Rattle That Lock n'est que le quatrième album solo de David Gilmour en 37 ans. Mais l'éclectisme de ce nouveau disque laisse supposer que le guitariste et chanteur britannique se sent libéré depuis qu'il a rangé Pink Floyd parmi ses souvenirs. Gilmour s'explique à La Presse.

Polly Samson, femme de David Gilmour, est de ceux qui croient que le musicien britannique se sent plus libre depuis qu'il a bouclé le dernier chapitre de l'histoire de Pink Floyd en lançant l'album The Endless River l'an dernier.

«Je ne veux pas répondre à sa place, mais, oui, je sens qu'il est absolument libre maintenant de faire toutes sortes d'expériences et de laisser sa muse le mener où bon lui semble», nous disait cet été la romancière qui est également la parolière de plusieurs chansons de son mari depuis l'album The Division Bell de Pink Floyd, il y a une vingtaine d'années.

Sur le plan musical, le nouvel album de Gilmour, Rattle That Lock, ratisse plus large que ses disques précédents. On peut y entendre des accents de jazz (Dancing Right in Front of Me et The Girl in the Yellow Dress) et même une chanson à saveur disco (Today).

«Cette libération est survenue il y a plusieurs années», affirme toutefois Gilmour, à qui nous avons parlé quelques heures après notre conversation avec sa femme. «Je m'étais toujours promis de sortir The Endless River parce qu'il y avait de la jolie musique là-dedans et que les fans savaient qu'il restait des enregistrements inédits des séances de 1992 et 1993. Mais je n'avais pas besoin d'être libéré. J'avais décidé il y a plusieurs années déjà que Pink Floyd était terminé pour moi.»

«En fait, je ne me suis jamais senti restreint auparavant. Si ces chansons m'étaient arrivées alors que je faisais un disque de Pink Floyd, on en aurait fait des chansons de Pink Floyd», dit-il.

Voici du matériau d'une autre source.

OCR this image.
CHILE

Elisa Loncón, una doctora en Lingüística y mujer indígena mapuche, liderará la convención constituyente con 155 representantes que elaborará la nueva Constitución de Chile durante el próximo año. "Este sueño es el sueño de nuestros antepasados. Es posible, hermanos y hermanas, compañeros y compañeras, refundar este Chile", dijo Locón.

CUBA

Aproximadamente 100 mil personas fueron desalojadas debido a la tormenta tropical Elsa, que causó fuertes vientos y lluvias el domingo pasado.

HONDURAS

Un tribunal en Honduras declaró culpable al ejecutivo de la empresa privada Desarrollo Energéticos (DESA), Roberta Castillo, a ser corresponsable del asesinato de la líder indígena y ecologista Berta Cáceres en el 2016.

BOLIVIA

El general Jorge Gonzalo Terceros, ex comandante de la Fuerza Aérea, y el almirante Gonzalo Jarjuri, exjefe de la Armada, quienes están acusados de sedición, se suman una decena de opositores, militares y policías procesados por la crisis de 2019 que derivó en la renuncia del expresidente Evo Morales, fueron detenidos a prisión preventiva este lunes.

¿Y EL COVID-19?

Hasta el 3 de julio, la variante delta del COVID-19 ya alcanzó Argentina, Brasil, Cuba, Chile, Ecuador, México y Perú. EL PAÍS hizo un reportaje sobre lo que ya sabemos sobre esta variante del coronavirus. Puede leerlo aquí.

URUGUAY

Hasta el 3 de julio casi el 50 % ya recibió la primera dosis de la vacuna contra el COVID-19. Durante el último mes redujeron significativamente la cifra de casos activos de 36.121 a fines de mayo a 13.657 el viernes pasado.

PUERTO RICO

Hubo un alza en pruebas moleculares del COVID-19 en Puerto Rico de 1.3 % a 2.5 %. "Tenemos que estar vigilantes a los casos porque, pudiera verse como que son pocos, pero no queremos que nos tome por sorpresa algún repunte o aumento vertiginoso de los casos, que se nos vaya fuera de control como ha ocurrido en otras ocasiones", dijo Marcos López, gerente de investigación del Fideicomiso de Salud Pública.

Gilmour ne renie surtout pas son passé au sein de Pink Floyd: «Qu'on me comprenne bien. J'ai passé plusieurs années dans ce groupe, avec ces gars-là, et 95% du temps que nous avons passé ensemble m'a procuré une grande satisfaction artistique et beaucoup de franche camaraderie, de rires et de bons moments. Je ne permettrai pas que les 5% de moments moins agréables gâchent mes souvenirs. Mais toute bonne chose a une fin. Comme le disait George Harrison: all things must pass

La musique qui parle

David Gilmour ne signe que deux des textes des chansons de Rattle That Lock, ayant confié les autres à Polly Samson. C'est d'ailleurs elle qui avait écrit les paroles de Louder Than Words, seule chanson de The Endless River. Gilmour voulait un texte pour marquer la fin de Pink Floyd et Polly en avait déjà un sous la main qui lui avait été inspiré par les retrouvailles du groupe au concert caritatif Live 8 à Londres, en 2005.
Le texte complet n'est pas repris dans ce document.